The Fed's move is considered a "torch" that stimulates global monetary easing to increase the money supply and lower the value of the domestic currency to stimulate exports. Therefore, the decision of the SBV is entirely consistent with the general movements of the global financial market.
However, this is only considered a necessary condition. Sufficient conditions are intrinsic factors of the domestic economy. Accordingly, the average inflation in the 10 months of 2019 is currently at only 2.48% and is expected to be only about 3% for the whole of 2019, much lower than the 4% target assigned by the National Assembly to the Government. In 2020, the National Assembly continues to set the target of controlling the annual average inflation at 4%, equivalent to the figure of 2019. Therefore, the deposit interest cap ceiling being reduced to 5% is still enough to ensure a positive real interest rate of savings depositors. Therefore, the decision of lowering the ceiling interest rate of the central bank is completely consistent with both domestic and international movements.
Immediately after the decision of the SBV, banks must immediately adjust their deposit rates. However, this decision of the SBV forced banks to make strategic adjustments in raising capital.
In addition to term deposits of less than six months, the maximum interest rate is only 5% per annum as per regulations, for terms of six months and above, interest rates are significantly different among banking groups.
For the group of excess liquidity, including state-owned banks and some large commercial banks, deposit rates fell for deposits over 6 months, although the reduction was uneven between terms.
Banks with moderate liquidity, including medium-sized banks, kept deposit rates for terms above six months as before the SBV's decision.
Meanwhile, small banks with total assets of less than VND 100,000 billion and currently accounting for the majority of 35 commercial banks have suddenly raised deposit rates for deposits over six months, although the increase between terms and between banks is different.
Why is there such a difference? The fact that interest rates are the same between banks for deposits of less than six months will cause depositors to tend to choose more reputable banks. Therefore, the mobilization of small and reputable banks may decline. This shift is entirely understandable because deposits of less than six months still account for 30-40% of the deposit structure of banks. Therefore, to compensate for this decline, small banks have to raise interest rates for terms of more than six months to attract depositors from bigger banks.
If this happens to a sufficiently large level and over a long period, even larger banks, in spite of excess liquidity, will have to adjust deposit rates to increase their market share.
Thus, while interest rates for short terms decreased, interest rates for long terms may tend to rise. This process, if maintained for a long time, will cause the total cost of mobilization of banks to increase. The reason is that customers' demand for deposits is increasingly moving from short-term to longer-term. Previously, deposits of less than six months usually accounted for 60-70%, but now it is estimated at only 30-40%.
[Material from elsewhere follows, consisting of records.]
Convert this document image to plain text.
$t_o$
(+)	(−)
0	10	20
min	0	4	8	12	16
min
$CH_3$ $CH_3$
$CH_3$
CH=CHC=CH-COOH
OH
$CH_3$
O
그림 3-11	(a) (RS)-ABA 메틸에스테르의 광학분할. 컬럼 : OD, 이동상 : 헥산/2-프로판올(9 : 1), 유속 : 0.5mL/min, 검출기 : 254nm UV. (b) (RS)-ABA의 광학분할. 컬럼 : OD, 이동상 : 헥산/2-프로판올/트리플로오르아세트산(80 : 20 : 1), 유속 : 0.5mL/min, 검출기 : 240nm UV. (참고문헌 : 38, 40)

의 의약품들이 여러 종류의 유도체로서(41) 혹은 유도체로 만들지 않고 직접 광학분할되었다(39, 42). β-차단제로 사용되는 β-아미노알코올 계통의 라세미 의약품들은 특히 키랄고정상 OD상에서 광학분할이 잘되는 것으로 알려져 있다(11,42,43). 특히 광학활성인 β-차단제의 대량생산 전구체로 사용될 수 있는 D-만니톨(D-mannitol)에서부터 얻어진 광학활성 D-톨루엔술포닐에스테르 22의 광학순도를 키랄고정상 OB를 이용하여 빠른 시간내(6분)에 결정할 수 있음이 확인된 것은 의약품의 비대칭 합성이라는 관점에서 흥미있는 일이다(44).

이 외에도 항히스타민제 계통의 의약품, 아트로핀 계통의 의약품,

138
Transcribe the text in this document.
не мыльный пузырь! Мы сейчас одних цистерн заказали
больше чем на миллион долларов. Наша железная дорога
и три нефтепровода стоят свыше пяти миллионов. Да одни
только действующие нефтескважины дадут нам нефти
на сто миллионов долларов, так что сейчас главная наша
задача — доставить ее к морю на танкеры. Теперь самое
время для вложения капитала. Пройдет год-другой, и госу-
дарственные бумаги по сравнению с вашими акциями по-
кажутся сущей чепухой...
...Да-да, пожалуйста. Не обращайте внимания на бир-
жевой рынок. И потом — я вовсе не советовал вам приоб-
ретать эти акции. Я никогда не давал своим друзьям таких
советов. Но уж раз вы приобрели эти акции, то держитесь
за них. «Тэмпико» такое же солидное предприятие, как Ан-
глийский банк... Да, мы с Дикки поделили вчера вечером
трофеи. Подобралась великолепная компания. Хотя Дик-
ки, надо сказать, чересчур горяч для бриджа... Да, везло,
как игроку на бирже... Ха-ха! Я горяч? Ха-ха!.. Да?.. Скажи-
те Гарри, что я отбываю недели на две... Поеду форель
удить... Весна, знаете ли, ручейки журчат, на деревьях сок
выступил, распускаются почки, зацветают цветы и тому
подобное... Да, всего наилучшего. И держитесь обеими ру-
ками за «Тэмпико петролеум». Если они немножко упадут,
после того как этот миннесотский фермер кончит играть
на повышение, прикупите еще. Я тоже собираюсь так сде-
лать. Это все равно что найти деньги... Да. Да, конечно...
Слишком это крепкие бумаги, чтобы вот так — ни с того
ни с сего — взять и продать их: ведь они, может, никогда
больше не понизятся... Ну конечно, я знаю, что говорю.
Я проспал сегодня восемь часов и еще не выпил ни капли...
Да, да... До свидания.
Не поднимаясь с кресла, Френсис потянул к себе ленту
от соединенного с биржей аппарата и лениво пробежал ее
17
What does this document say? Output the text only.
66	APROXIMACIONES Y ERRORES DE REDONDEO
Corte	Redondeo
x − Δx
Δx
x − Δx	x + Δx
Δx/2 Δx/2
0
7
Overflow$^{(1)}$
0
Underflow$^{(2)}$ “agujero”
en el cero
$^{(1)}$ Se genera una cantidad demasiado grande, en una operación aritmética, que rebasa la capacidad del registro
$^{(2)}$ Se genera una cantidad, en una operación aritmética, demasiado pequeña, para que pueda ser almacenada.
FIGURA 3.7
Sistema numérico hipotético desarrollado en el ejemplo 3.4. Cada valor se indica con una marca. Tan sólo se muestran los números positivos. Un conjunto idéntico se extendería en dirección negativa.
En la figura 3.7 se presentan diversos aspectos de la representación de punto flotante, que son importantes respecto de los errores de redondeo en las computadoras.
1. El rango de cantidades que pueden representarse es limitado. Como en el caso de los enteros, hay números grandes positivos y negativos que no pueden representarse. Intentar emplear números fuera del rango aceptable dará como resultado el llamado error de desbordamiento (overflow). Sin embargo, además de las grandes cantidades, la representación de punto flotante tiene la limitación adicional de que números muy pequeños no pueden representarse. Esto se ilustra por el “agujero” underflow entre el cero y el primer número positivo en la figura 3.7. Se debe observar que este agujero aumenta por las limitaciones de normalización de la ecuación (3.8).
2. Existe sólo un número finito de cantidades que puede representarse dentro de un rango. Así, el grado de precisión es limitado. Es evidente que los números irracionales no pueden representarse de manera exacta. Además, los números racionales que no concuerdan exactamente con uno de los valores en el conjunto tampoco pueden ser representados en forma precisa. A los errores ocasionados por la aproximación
To keep the interest rate level from rising back as analyzed above, the SBV must have more measures to keep the liquidity of the whole system in excess. Only then, the interest rate level in the interbank market will remain low to avoid putting pressure on the interest rate level on market 1 (the market between banks and residents, economic organizations).
The SBV's extension of the application time of Basel 2 from 2020 to 2023, as recently stipulated in Circular No. 22/2019 replaces Circular No. 36/2014, is also considered a solution to avoid small banks racing to raise Tier 2 capital as they did in 2019. Also, the State Bank may consider lowering the current key interest rates such as the OMO rate, Treasury bill interest rate ... Only then will new businesses have the opportunity to access cheaper capital.